Каких только предположений не строил Шику по поводу убийства Зе Паулу! Его смерть была насильственной даже в том случае, если он умер от сердечного приступа. Пуля, избыточное количество атропина были средствами, чтобы его убрать. Исполняя свои привычные обязанности, наблюдая за порядком в Маримбе, Шику постоянно размышлял, кто бы мог это сделать. И временами странное предположение брезжило у него в мозгу. Ему начинало казаться, что жив его тесть Тиноку и он, наконец, расправился со своим другом, ставшим с некоторых пор ему недругом...
Он даже поделился своей необычной идеей с Амандой однажды утром, когда они еще не встали с постели, и Аманда отправляла ему в рот виноградину за виноградиной. Аманда страшно разнервничалась. Разве не то же самое сказал ей Тадеу, когда выяснилось, что из клиники пропал анализ?
— В этом мог быть заинтересован только один человек, — сказал он, — тот, кого мы все считаем покойником.
Но Аманда хоть и твердила матери, что отец, может быть, жив, была уверена, что его убили, и считала его убийцей Зе Паулу.
— Ты же знаешь, в смерти отца виноват Зе Паулу. — со слезами твердила она Шику. — Он, в конце концов, получил по заслугам! И я очень рада этому! А ты... Я не понимаю, как ты можешь так говорить... Ты что, издеваешься надо мной? Над моим горем?
С ней случилась почти что истерика, и Шику очень жалел, что затеял опасный разговор. Но что ему было делать? Нужно же было поделиться хоть с кем-то своими соображениями.
И вот однажды утром дверь полицейского участка открылась, и на пороге появился тучный седой человек с внимательными черными глазами.
— Доктор Азеведу, следователь из Рио, — представился он. - Отдел по убийствам заинтересовался происходящим в Маримбе и отрядил меня к вам на помощь.
Шику поначалу отнесся к гостю очень настороженно, он хотел понять, в самом деле, ему хотят помочь или надумали его проверить.
Со следственным отделом в Кампу-Линду у него были давние трения. Эти его коллеги больше мешали ему, чем помогали. Собственно, никто и не поручал ему вести дело об убийстве. Оно было сразу передано в Кампу-Линду. Однако Шику было небезразлично и это дело, и кем окажется приехавший Маримбу пожилой грузный человек: другом или придирчивым и въедливым противником?
Прошло несколько дней, и Шику убедился, что имеет дело со следователем высокого класса, и, наверное, именно поэтому доктор Азеведу и выслушивал так внимательно соображения Шику.
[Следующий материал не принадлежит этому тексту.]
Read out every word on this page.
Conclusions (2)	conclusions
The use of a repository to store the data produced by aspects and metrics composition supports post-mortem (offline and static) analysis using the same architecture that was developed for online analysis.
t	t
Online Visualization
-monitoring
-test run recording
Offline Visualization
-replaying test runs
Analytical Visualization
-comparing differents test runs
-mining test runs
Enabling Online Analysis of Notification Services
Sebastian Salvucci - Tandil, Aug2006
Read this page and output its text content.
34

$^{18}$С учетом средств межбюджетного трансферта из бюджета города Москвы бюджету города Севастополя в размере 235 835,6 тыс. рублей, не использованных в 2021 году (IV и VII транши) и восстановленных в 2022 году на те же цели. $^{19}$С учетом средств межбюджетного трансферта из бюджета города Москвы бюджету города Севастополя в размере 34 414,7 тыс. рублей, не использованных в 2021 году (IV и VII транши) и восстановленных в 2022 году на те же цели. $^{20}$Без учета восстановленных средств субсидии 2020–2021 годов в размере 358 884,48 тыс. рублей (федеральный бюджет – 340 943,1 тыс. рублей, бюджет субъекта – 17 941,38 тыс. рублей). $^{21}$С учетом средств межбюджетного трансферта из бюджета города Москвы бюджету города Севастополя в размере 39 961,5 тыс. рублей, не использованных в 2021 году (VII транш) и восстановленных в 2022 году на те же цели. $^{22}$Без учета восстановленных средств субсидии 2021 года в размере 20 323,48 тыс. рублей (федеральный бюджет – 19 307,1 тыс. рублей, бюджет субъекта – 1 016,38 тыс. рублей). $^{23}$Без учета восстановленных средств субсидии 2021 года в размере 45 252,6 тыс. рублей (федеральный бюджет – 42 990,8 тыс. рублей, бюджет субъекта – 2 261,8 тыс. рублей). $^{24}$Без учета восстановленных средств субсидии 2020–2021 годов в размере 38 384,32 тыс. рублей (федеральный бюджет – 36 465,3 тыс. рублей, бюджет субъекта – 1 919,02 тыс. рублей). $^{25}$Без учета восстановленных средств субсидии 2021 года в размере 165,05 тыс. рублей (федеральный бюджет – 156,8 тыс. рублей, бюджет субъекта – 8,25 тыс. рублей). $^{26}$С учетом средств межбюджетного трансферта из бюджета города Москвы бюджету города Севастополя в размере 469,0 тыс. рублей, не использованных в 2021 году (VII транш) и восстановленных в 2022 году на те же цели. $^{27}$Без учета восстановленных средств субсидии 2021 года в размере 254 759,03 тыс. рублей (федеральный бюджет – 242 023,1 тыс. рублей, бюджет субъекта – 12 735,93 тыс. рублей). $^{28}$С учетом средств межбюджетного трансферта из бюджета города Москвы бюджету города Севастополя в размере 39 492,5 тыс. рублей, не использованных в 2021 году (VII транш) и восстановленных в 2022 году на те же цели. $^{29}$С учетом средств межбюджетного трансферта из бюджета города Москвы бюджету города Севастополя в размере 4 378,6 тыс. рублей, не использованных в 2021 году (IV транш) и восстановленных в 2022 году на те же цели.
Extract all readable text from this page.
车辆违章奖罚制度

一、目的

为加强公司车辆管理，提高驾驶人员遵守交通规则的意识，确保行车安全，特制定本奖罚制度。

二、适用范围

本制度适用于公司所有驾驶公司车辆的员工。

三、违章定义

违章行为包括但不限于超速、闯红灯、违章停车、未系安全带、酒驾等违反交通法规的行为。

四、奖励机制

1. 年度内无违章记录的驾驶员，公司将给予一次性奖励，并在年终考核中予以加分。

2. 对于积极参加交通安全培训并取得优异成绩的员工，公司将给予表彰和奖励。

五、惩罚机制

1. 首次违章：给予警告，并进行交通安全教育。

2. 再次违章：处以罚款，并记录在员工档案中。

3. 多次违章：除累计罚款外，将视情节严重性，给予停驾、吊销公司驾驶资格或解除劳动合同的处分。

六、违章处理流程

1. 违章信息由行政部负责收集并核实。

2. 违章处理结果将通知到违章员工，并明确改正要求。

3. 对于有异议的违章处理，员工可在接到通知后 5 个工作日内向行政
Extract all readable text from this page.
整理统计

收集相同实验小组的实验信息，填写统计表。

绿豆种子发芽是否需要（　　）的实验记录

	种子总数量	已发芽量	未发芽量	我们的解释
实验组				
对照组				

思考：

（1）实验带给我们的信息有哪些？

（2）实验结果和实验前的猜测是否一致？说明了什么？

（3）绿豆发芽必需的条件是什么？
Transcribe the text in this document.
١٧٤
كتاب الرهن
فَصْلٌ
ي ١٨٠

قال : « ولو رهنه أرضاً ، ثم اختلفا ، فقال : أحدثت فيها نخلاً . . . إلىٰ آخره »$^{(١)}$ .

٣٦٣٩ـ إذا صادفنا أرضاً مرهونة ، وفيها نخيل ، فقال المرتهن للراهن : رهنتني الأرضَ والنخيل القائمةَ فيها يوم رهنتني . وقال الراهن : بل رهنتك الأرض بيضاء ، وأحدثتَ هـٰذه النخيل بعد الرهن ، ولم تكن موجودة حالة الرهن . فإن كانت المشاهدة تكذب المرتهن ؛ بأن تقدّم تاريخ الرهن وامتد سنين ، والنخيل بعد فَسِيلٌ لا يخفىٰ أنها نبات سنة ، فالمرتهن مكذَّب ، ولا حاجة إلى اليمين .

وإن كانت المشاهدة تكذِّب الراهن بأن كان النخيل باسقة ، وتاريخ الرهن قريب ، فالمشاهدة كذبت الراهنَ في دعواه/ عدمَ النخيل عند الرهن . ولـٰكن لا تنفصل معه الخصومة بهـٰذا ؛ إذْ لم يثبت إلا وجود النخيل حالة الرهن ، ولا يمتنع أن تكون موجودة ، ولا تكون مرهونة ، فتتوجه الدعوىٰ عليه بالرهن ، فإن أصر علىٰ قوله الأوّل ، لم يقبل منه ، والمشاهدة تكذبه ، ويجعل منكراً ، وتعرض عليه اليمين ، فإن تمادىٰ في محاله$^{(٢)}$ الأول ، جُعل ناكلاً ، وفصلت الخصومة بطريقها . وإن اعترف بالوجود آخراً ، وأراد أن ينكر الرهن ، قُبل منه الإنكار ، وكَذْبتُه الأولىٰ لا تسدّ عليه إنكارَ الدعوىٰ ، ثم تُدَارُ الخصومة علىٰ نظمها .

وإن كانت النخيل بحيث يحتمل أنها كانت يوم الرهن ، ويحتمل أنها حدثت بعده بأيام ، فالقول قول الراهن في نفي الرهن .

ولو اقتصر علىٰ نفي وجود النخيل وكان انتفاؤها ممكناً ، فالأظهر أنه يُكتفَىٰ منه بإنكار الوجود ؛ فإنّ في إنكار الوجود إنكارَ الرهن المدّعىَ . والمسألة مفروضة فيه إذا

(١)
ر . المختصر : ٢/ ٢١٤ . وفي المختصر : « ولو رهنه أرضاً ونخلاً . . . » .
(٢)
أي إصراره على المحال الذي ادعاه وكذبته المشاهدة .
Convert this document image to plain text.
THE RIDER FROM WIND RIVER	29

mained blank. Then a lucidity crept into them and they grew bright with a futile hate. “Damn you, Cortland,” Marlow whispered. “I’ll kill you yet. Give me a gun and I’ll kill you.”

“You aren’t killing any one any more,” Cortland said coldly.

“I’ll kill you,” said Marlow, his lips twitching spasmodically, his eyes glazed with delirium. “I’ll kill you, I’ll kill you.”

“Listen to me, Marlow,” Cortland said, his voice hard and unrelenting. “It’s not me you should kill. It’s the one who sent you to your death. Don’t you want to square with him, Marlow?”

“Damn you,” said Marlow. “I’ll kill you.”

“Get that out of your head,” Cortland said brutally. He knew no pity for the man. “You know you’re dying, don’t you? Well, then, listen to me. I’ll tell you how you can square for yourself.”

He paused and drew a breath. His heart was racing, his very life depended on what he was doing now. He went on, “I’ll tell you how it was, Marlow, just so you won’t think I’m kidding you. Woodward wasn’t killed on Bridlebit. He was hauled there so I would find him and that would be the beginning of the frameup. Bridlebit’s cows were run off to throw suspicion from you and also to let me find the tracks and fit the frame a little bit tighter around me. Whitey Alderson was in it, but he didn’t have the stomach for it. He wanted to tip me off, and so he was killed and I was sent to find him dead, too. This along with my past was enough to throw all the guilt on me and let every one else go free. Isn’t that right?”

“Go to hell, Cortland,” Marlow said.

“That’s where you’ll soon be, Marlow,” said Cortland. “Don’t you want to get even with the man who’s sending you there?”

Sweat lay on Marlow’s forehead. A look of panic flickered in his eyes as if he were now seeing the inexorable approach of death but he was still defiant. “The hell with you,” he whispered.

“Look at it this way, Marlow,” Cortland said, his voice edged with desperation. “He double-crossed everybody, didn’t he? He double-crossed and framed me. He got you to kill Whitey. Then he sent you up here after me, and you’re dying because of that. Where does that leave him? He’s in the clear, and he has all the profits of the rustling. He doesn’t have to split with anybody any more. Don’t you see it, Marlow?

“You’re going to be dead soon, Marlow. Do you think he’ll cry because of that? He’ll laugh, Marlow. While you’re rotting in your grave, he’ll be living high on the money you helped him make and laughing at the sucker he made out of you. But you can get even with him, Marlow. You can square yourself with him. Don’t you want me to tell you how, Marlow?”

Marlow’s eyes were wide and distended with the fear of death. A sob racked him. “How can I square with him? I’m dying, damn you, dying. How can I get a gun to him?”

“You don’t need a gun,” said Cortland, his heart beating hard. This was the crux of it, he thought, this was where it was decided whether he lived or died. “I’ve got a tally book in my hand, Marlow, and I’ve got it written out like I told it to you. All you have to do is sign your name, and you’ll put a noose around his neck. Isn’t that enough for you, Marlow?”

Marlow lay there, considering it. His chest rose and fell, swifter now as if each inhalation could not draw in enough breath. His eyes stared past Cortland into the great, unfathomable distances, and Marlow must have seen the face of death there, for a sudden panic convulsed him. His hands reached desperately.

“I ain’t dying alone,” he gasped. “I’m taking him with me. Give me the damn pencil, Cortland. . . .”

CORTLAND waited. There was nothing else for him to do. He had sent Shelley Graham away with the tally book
Поглядев на этих двух мужчин, что сидели и беседовали за завтраком в баре Лианы, любой мог сказать, что они довольны друг другом и между ними царит полное взаимопонимание.
Доктор Азеведу очень скоро перезнакомился со всей Маримбой. Лиана поселила его в отеле по соседству, в ее гостинице уже не было свободных мест.
Последнюю свободную комнату она берегла для своего крестника Нанду, который собирался приехать в Маримбу лечиться. Сколько радости было у Лианы, когда Нанду, наконец, приехал — он ведь приехал не один, а с молодой женой! И горя — ему предстояло долгое лечение.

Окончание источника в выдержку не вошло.